GMATDemiGod wrote:
elch4ngo wrote:
narmit wrote:
My approach is slightly different:
John+Jane can complete the work in 7.5 days (20*12)/(20+12).
Jane left 4 days before the work got completed...that means they together worked for 3.5 days.
Now with rate of 1/20 and 1/12 per day..combined...they can do...2/15 work in 1 day. That means in 3.5 days, then can do -->7/15 of work.
So left over work is 8/15 and needs to be be done by John alone.
which would take him...(1/20)/(8/15)--->32/3 days...
This is taking me nowhere..Can anyone suggest what is wrong in this logic??
i did exactly the same and got stucked too... (just note the following in your last calc. -> (1/20)/(8/15) = 36/3 = 12 days
not sure what is wrong, i learned this approach from manhattan and usually works fine
Having the same issue as both of these people with this method.
I think this method, because it seems straight forward in my brain, but this is the second time ive been hung up on a question. And got the answer by choosing the closest answer. But something is off logic wise.

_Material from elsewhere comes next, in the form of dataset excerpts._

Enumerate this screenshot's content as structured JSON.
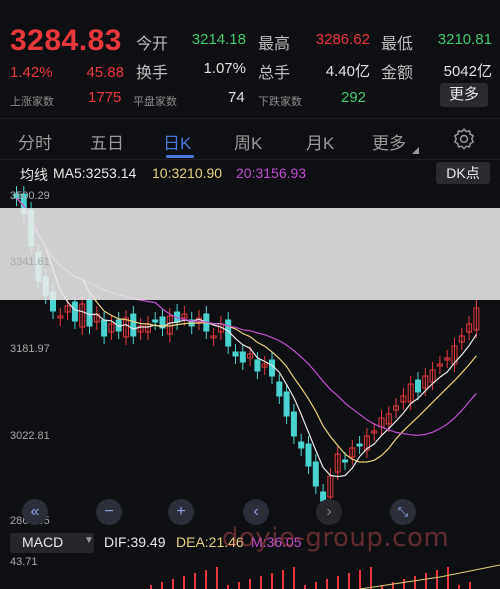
{
  "quote": {
    "price": "3284.83",
    "pct": "1.42%",
    "change": "45.88",
    "stats": [
      {
        "label": "今开",
        "value": "3214.18",
        "color": "#41c86c"
      },
      {
        "label": "最高",
        "value": "3286.62",
        "color": "#e8383d"
      },
      {
        "label": "最低",
        "value": "3210.81",
        "color": "#41c86c"
      },
      {
        "label": "换手",
        "value": "1.07%",
        "color": "#e0e0e0"
      },
      {
        "label": "总手",
        "value": "4.40亿",
        "color": "#e0e0e0"
      },
      {
        "label": "金额",
        "value": "5042亿",
        "color": "#e0e0e0"
      }
    ],
    "breadth": [
      {
        "label": "上涨家数",
        "value": "1775",
        "color": "#e8383d"
      },
      {
        "label": "平盘家数",
        "value": "74",
        "color": "#e0e0e0"
      },
      {
        "label": "下跌家数",
        "value": "292",
        "color": "#41c86c"
      }
    ],
    "more_label": "更多"
  },
  "tabs": [
    {
      "label": "分时",
      "active": false
    },
    {
      "label": "五日",
      "active": false
    },
    {
      "label": "日K",
      "active": true
    },
    {
      "label": "周K",
      "active": false
    },
    {
      "label": "月K",
      "active": false
    },
    {
      "label": "更多",
      "active": false
    }
  ],
  "ma": {
    "title": "均线",
    "ma5": "MA5:3253.14",
    "ma10": "10:3210.90",
    "ma20": "20:3156.93",
    "colors": {
      "ma5": "#e8e8e8",
      "ma10": "#e8d27a",
      "ma20": "#c04fd0"
    },
    "dk_label": "DK点"
  },
  "chart": {
    "y_labels": [
      "3500.29",
      "3341.61",
      "3181.97",
      "3022.81",
      "2863.65"
    ],
    "up_color": "#e8383d",
    "down_color": "#4ad3cf"
  },
  "controls": [
    "fast-rewind",
    "zoom-out",
    "zoom-in",
    "scroll-left",
    "scroll-right",
    "fullscreen"
  ],
  "macd": {
    "selector": "MACD",
    "dif": "DIF:39.49",
    "dea": "DEA:21.46",
    "m": "M:36.05",
    "top_value": "43.71"
  },
  "watermark": "doyie-group.com"
}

Can Bunuel or Engr2012 help if possible
?
There is a problem in this logic.
"Jane was indisposed 4 days before the work got over." - implies that Jane left 4 days before the work actually got over. So perhaps only 1 day work was left but Jane left and John alone completed the work in 4 days. After Jane left, the work continued for 4 days.

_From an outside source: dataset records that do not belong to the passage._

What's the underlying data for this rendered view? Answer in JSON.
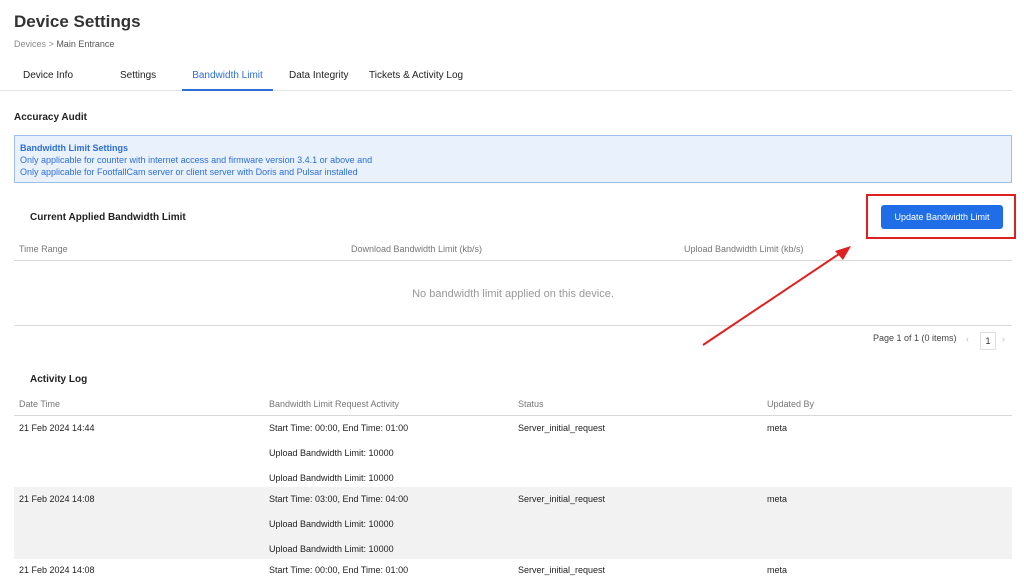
{
  "header": {
    "title": "Device Settings",
    "breadcrumb_root": "Devices",
    "breadcrumb_sep": ">",
    "breadcrumb_current": "Main Entrance"
  },
  "tabs": [
    {
      "label": "Device Info",
      "active": false
    },
    {
      "label": "Settings",
      "active": false
    },
    {
      "label": "Bandwidth Limit",
      "active": true
    },
    {
      "label": "Data Integrity",
      "active": false
    },
    {
      "label": "Tickets & Activity Log",
      "active": false
    }
  ],
  "section_accuracy": "Accuracy Audit",
  "info": {
    "title": "Bandwidth Limit Settings",
    "line1": "Only applicable for counter with internet access and firmware version 3.4.1 or above and",
    "line2": "Only applicable for FootfallCam server or client server with Doris and Pulsar installed"
  },
  "current": {
    "title": "Current Applied Bandwidth Limit",
    "button_label": "Update Bandwidth Limit",
    "columns": [
      "Time Range",
      "Download Bandwidth Limit (kb/s)",
      "Upload Bandwidth Limit (kb/s)"
    ],
    "empty_message": "No bandwidth limit applied on this device."
  },
  "pager": {
    "summary": "Page 1 of 1 (0 items)",
    "prev": "‹",
    "page": "1",
    "next": "›"
  },
  "activity": {
    "title": "Activity Log",
    "columns": [
      "Date Time",
      "Bandwidth Limit Request Activity",
      "Status",
      "Updated By"
    ],
    "rows": [
      {
        "date": "21 Feb 2024 14:44",
        "lines": [
          "Start Time: 00:00, End Time: 01:00",
          "Upload Bandwidth Limit: 10000",
          "Upload Bandwidth Limit: 10000"
        ],
        "status": "Server_initial_request",
        "by": "meta"
      },
      {
        "date": "21 Feb 2024 14:08",
        "lines": [
          "Start Time: 03:00, End Time: 04:00",
          "Upload Bandwidth Limit: 10000",
          "Upload Bandwidth Limit: 10000"
        ],
        "status": "Server_initial_request",
        "by": "meta"
      },
      {
        "date": "21 Feb 2024 14:08",
        "lines": [
          "Start Time: 00:00, End Time: 01:00"
        ],
        "status": "Server_initial_request",
        "by": "meta"
      }
    ]
  },
  "colors": {
    "accent": "#1f6ee8",
    "annotation": "#e02020",
    "info_bg": "#e8f1fc"
  }
}
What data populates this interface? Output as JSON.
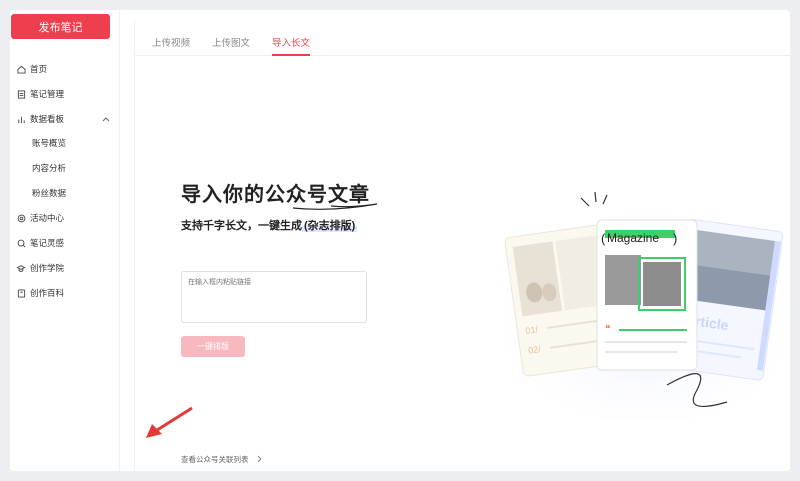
{
  "sidebar": {
    "publish_label": "发布笔记",
    "items": [
      {
        "label": "首页",
        "icon": "home-icon"
      },
      {
        "label": "笔记管理",
        "icon": "note-icon"
      },
      {
        "label": "数据看板",
        "icon": "chart-icon"
      },
      {
        "label": "账号概览"
      },
      {
        "label": "内容分析"
      },
      {
        "label": "粉丝数据"
      },
      {
        "label": "活动中心",
        "icon": "activity-icon"
      },
      {
        "label": "笔记灵感",
        "icon": "inspiration-icon"
      },
      {
        "label": "创作学院",
        "icon": "academy-icon"
      },
      {
        "label": "创作百科",
        "icon": "encyclopedia-icon"
      }
    ]
  },
  "tabs": [
    "上传视频",
    "上传图文",
    "导入长文"
  ],
  "active_tab": "导入长文",
  "hero": {
    "title": "导入你的公众号文章",
    "subtitle_prefix": "支持千字长文，一键生成",
    "subtitle_highlight": "(杂志排版)"
  },
  "input": {
    "placeholder": "在输入框内粘贴链接"
  },
  "layout_button": "一键排版",
  "footer_link": "查看公众号关联列表",
  "illustration": {
    "card_left_labels": [
      "01/",
      "02/"
    ],
    "card_middle_label": "Magazine",
    "card_right_label": "Article"
  },
  "colors": {
    "accent": "#ef3f4f",
    "accent_light": "#f7b9bf",
    "green": "#3ccf6a",
    "blue_light": "#dfe7ff"
  }
}
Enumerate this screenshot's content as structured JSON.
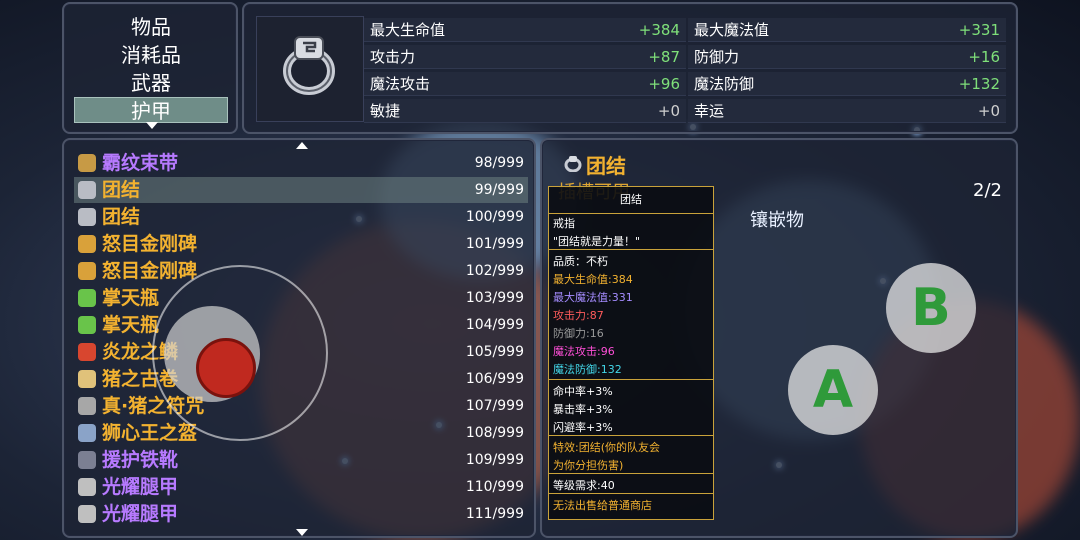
{
  "categories": [
    "物品",
    "消耗品",
    "武器",
    "护甲"
  ],
  "selected_category": "护甲",
  "stats": [
    {
      "label": "最大生命值",
      "value": "+384"
    },
    {
      "label": "最大魔法值",
      "value": "+331"
    },
    {
      "label": "攻击力",
      "value": "+87"
    },
    {
      "label": "防御力",
      "value": "+16"
    },
    {
      "label": "魔法攻击",
      "value": "+96"
    },
    {
      "label": "魔法防御",
      "value": "+132"
    },
    {
      "label": "敏捷",
      "value": "+0"
    },
    {
      "label": "幸运",
      "value": "+0"
    }
  ],
  "items": [
    {
      "name": "霸纹束带",
      "count": "98/999",
      "color": "purple",
      "icon": "belt-icon",
      "icon_color": "#c79a45"
    },
    {
      "name": "团结",
      "count": "99/999",
      "color": "orange",
      "icon": "ring-icon",
      "icon_color": "#b9bcc4",
      "selected": true
    },
    {
      "name": "团结",
      "count": "100/999",
      "color": "orange",
      "icon": "ring-icon",
      "icon_color": "#b9bcc4"
    },
    {
      "name": "怒目金刚碑",
      "count": "101/999",
      "color": "orange",
      "icon": "tablet-icon",
      "icon_color": "#d9a13a"
    },
    {
      "name": "怒目金刚碑",
      "count": "102/999",
      "color": "orange",
      "icon": "tablet-icon",
      "icon_color": "#d9a13a"
    },
    {
      "name": "掌天瓶",
      "count": "103/999",
      "color": "orange",
      "icon": "bottle-icon",
      "icon_color": "#69c44a"
    },
    {
      "name": "掌天瓶",
      "count": "104/999",
      "color": "orange",
      "icon": "bottle-icon",
      "icon_color": "#69c44a"
    },
    {
      "name": "炎龙之鳞",
      "count": "105/999",
      "color": "orange",
      "icon": "scale-icon",
      "icon_color": "#d8462f"
    },
    {
      "name": "猪之古卷",
      "count": "106/999",
      "color": "orange",
      "icon": "scroll-icon",
      "icon_color": "#e0c27a"
    },
    {
      "name": "真·猪之符咒",
      "count": "107/999",
      "color": "orange",
      "icon": "charm-icon",
      "icon_color": "#a7a7a7"
    },
    {
      "name": "狮心王之盔",
      "count": "108/999",
      "color": "orange",
      "icon": "helmet-icon",
      "icon_color": "#8aa3c8"
    },
    {
      "name": "援护铁靴",
      "count": "109/999",
      "color": "purple",
      "icon": "boots-icon",
      "icon_color": "#7b7f92"
    },
    {
      "name": "光耀腿甲",
      "count": "110/999",
      "color": "purple",
      "icon": "greaves-icon",
      "icon_color": "#bfbfbf"
    },
    {
      "name": "光耀腿甲",
      "count": "111/999",
      "color": "purple",
      "icon": "greaves-icon",
      "icon_color": "#bfbfbf"
    }
  ],
  "detail": {
    "title": "团结",
    "slot_label": "插槽可用",
    "slot_count": "2/2",
    "inlay_label": "镶嵌物"
  },
  "tooltip": {
    "title": "团结",
    "lines": [
      {
        "text": "戒指",
        "color": "#ffffff"
      },
      {
        "text": "\"团结就是力量！\"",
        "color": "#ffffff"
      },
      {
        "text": "品质：不朽",
        "color": "#ffffff"
      },
      {
        "text": "最大生命值:384",
        "color": "#f3b230"
      },
      {
        "text": "最大魔法值:331",
        "color": "#a58cff"
      },
      {
        "text": "攻击力:87",
        "color": "#ff5b5b"
      },
      {
        "text": "防御力:16",
        "color": "#9a9a9a"
      },
      {
        "text": "魔法攻击:96",
        "color": "#ff4fd8"
      },
      {
        "text": "魔法防御:132",
        "color": "#43d6e8"
      },
      {
        "text": "命中率+3%",
        "color": "#ffffff"
      },
      {
        "text": "暴击率+3%",
        "color": "#ffffff"
      },
      {
        "text": "闪避率+3%",
        "color": "#ffffff"
      },
      {
        "text": "特效:团结(你的队友会",
        "color": "#f3b230"
      },
      {
        "text": "为你分担伤害)",
        "color": "#f3b230"
      },
      {
        "text": "等级需求:40",
        "color": "#ffffff"
      },
      {
        "text": "无法出售给普通商店",
        "color": "#f3b230"
      }
    ]
  },
  "controls": {
    "button_b": "B",
    "button_a": "A"
  },
  "colors": {
    "orange": "#f3b230",
    "purple": "#b77aff",
    "stat_value": "#7fe07a",
    "selected_bg": "#6f8d88"
  }
}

In your logic, John and Jane would have taken total 7.5 days and Jane left after 3.5 days. But then, the leftover work would have been completed in more than 4 days because John was working alone.

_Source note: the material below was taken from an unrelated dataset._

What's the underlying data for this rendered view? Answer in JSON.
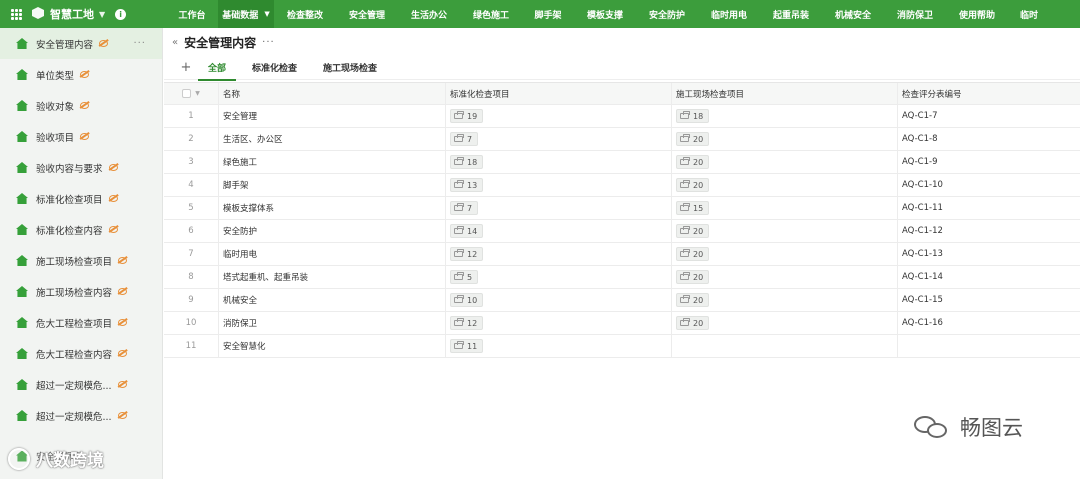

In such questions, you need to start from the end. Last 4 days John works alone and completes 4 * (1/20) = 1/5 of the work.
So 4/5 of the work should have been completed by the two of them together before Jane left.
Their combined rate of work is 1/20 + 1/12 = 8/60
Time taken to complete 4/5 of the work = (4/5)/(8/60) = 6 days.
So total number of days taken to complete the work = 6 + 4 = 10 days.